Aftermath of Boston Marathon Explosions: How PTSD Might Affect Bombing Victims
Hours after the Boston Marathon explosions, rescue workers began estimating the number of wounded and now, days later, authorities report a total of 3 dead and 183 injured. A separate count that will only be known in time is: How many will suffer the symptoms of post-traumatic stress disorder (PTSD)?
The three main symptoms of PTSD as defined by the Israel Center for the Treatment of Psychotrauma are:
- re-experiencing (a feeling of the trauma as recurring)
- avoidance (a strong impulse to avoid anything that has to do with the traumatic experience)
- hyper-arousal (constant feelings of alertness, nervousness and difficulty concentrating).
The Center acknowledges that it is natural for feelings of fear and oppressive memories to occur in the weeks and months after a traumatic event. Normal reaction becomes PTSD, though, if such feelings continue beyond several weeks or get worse over time.
Compared to disfigurement or shrapnel wounds, PTSD seems a relatively light consequence of wrong place/wrong time. To disqualify PTSD as not a real injury, though, is to miss the point entirely. In a study conducted by the Department of Psychiatry, School of Medicine, University of Tuzla (Bosnia and Herzegovina), veterans with PTSD showed significantly lower scores when tested for various mental functions, including associative elasticity of thinking and short-term learning. Such results suggest that PTSD changes intellectual functioning and causes real deficits: an actual handicap.
Although knowledge of the brain science behind PTSD will only become more detailed and precise going forward, it has taken definite form over the past few decades.
In simplistic terms, the body's response to a traumatic event is a flood of stress hormones ("fight or flight"); this flood incapacitates areas and functions of the brain (including parts of the cerebral cortex, which creates logical thought); because of this disabled function, the event is neither processed nor stored in the usual ways — it remains outside the borders of long-term memory; in the future, then, the event is not remembered so much as re-lived.
How, then, is a PTSD patient healed?
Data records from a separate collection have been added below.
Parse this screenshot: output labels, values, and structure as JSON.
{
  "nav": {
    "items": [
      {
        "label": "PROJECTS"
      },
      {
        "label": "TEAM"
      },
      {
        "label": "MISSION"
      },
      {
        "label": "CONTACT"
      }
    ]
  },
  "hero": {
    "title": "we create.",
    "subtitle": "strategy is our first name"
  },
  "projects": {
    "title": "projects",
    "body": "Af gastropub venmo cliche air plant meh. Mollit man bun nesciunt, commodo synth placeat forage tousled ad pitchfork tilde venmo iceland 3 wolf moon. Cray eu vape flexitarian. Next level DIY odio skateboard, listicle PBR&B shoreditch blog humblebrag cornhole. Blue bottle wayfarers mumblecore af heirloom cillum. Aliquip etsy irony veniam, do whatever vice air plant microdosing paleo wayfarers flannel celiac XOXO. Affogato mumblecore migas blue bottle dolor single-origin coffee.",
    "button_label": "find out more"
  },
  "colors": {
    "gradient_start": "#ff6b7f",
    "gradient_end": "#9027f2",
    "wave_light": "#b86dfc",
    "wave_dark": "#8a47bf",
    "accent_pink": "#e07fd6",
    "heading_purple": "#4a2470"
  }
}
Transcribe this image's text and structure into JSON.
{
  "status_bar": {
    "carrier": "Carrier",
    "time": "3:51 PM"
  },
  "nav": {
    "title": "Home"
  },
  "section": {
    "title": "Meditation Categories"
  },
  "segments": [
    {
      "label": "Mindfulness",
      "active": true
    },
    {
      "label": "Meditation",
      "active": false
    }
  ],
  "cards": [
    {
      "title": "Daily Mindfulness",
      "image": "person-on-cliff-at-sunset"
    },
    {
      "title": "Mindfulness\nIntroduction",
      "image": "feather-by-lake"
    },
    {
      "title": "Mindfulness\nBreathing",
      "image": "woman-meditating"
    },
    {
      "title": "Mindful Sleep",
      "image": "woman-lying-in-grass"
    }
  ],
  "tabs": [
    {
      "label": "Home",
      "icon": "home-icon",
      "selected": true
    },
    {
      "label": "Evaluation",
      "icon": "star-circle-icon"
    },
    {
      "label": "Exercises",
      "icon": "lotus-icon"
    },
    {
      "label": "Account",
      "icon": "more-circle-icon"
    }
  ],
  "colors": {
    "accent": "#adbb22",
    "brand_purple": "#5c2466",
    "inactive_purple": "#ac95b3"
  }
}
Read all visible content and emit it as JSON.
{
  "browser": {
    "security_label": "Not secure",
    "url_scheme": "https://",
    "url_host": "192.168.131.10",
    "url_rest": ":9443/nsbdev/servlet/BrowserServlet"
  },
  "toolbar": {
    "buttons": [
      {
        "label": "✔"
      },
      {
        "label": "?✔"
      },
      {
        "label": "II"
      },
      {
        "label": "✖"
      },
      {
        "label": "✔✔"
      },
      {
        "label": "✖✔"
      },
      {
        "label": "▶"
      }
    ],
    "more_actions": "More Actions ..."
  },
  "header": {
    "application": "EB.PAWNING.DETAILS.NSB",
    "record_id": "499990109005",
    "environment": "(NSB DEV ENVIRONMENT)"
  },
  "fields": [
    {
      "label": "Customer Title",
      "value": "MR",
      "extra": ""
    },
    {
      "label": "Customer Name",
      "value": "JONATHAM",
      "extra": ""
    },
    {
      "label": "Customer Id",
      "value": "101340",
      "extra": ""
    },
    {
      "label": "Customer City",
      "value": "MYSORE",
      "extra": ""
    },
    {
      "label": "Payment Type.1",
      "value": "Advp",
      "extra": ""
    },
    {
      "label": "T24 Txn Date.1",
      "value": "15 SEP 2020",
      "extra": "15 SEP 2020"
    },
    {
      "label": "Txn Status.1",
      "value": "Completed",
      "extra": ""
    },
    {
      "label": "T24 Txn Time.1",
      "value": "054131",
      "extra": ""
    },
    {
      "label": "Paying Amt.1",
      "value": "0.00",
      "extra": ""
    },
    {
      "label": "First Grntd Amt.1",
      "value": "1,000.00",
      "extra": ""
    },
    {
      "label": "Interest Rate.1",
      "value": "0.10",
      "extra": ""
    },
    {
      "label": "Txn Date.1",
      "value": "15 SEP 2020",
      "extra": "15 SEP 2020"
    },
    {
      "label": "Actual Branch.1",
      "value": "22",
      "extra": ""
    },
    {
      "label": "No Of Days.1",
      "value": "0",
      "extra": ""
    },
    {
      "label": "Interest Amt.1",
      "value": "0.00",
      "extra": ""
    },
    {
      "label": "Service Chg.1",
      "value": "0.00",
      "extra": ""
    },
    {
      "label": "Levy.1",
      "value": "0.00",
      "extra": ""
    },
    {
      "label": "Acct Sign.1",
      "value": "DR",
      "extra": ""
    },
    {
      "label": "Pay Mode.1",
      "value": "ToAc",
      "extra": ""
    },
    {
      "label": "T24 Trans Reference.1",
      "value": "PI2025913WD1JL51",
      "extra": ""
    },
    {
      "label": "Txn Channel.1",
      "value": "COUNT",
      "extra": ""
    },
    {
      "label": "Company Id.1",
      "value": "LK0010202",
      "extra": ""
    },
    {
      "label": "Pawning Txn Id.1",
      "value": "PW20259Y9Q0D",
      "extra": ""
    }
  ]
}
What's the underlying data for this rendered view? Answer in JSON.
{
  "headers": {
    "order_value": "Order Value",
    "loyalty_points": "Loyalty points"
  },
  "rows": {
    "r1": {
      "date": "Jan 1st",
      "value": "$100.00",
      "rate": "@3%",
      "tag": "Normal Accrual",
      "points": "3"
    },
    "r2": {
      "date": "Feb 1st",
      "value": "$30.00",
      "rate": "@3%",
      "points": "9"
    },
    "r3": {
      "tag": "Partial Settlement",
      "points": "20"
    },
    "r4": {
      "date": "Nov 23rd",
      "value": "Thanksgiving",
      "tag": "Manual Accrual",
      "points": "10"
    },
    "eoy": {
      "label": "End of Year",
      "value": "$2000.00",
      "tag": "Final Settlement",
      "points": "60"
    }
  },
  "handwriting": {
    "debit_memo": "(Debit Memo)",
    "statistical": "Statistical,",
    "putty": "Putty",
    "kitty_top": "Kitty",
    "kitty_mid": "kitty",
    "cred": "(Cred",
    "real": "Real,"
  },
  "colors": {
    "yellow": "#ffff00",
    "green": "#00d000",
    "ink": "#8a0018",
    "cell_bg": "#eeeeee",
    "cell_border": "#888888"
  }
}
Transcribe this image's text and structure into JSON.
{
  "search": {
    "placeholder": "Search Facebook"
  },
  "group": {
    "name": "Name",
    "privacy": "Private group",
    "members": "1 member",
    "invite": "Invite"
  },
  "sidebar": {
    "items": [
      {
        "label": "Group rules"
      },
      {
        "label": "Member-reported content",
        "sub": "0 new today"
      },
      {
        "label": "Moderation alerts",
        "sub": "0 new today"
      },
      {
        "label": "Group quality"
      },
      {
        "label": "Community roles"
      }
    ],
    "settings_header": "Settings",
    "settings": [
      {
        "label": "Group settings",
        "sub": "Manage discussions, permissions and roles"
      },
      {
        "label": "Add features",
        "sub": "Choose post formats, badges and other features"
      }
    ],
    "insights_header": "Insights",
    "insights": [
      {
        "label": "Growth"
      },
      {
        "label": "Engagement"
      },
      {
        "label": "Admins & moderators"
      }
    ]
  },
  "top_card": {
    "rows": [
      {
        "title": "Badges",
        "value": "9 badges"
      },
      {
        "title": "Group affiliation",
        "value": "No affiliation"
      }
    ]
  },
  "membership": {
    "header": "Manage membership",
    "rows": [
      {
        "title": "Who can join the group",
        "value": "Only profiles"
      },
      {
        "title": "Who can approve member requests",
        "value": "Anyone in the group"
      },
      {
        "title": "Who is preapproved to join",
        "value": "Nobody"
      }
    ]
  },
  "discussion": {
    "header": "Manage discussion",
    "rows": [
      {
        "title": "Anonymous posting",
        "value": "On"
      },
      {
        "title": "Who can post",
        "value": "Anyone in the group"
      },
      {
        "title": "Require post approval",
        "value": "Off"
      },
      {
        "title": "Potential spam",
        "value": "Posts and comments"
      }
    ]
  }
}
One treatment for easing the effects of trauma is exposure therapy — repeated confrontation will reduce a person's fear and anxiety.
"A lot of researchers are moving towards cognitive based therapies, including working with automatic thoughts," says Rena McDaniel, Director of Outreach and Operations at IntraSpectrum Counseling in Chicago. Working frequently with refugees and others who have experienced bombings, McDaniel's first step is trying to restore a sense of safety — often the primal loss for a trauma survivor.
And then there are the simple healing effects of calm and cheer. In his discussion of procedures at Beth Israel Medical Center after the Boston marathon bombings, trauma surgeon Dr. Carl J. Hauser gives weight to the effects of organization and calm in the wake of chaos.
"My job is to be cool and to go around and help other people to be cool," Hauser said.
Comfort dogs offer another kind of relief to trauma victims; in Boston, five golden retrievers, were embraced by dozens as they made their rounds to hospitals yesterday. Having previously worked in Newtown, Connecticut, these animals, trained as service dogs, seemed to offer victims and citizens alike what was needed most: simple warmth.